A $200 billion purchase of mortgage bonds meant to lower mortgage rates and boost home purchases may not be as impactful as intended, experts note
A $200 billion purchase of mortgage bonds meant to lower mortgage rates and boost home purchases may not be as impactful as intended, experts note (Copyright 2024 The Associated Press. All rights reserved)

However, a spike in home purchases due to lower rates could boost housing prices, as they tend to rise as demand rises, said Dr. Jonathan Ernest, assistant professor of economics at Case Western Reserve University.

“While the purchase could have a mild effect on mortgage rates, it risks ramping up demand for single-family homes even more, without addressing the housing shortage on the supply side,” Ernest told The Independent in an email.

Buy now... pay later

Earlier this month, Kevin Hassett, a Trump economic adviser, told Fox News that the administration plans to allow 401(k) withdrawals to help buyers make a down payment on a home.

Typically, withdrawing money from your 401(k), before you’re 59 and a half years old, results in a 10 percent early withdrawal penalty, according to the IRS. Trump’s plan would likely waive those penalties for those who want to pull out 401(k) funds to make a mortgage down payment.

Is a 401(k) withdrawal worth it to make a dream of homeownership possible? No, said Dr. Robert R. Johnson, a finance professor at Creighton University and CEO of Economic Index Associations, an investment strategy firm. Doing so could put retirees at risk of not having enough funds to live comfortably once they stop working.
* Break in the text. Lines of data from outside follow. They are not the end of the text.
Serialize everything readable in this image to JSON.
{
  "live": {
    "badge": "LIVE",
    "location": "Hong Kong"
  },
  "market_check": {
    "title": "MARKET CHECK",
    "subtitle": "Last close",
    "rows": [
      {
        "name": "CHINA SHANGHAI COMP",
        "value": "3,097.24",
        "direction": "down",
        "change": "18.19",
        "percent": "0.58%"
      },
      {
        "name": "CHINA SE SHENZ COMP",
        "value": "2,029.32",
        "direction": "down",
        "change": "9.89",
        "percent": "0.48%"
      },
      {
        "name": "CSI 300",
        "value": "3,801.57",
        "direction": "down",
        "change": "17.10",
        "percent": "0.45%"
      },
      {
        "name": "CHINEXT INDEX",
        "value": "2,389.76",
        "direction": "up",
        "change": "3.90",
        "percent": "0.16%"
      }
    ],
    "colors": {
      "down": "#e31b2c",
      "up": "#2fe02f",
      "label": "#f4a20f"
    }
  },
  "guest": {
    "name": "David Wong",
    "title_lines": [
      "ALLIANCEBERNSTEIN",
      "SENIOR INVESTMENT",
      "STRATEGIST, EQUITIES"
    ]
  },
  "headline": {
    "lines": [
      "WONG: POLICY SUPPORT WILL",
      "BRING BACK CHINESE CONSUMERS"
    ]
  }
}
“The hazards of taking loans from your 401(k) limit your options later in life,” Johnson told The Independent in an email. “Simply put, there aren't any good options if one hasn't saved enough for retirement. Once one gets to retirement age and hasn’t accumulated enough retirement savings, one only has two options left - continue working or accept a lower standard of living in retirement - and neither of those options [is] good.”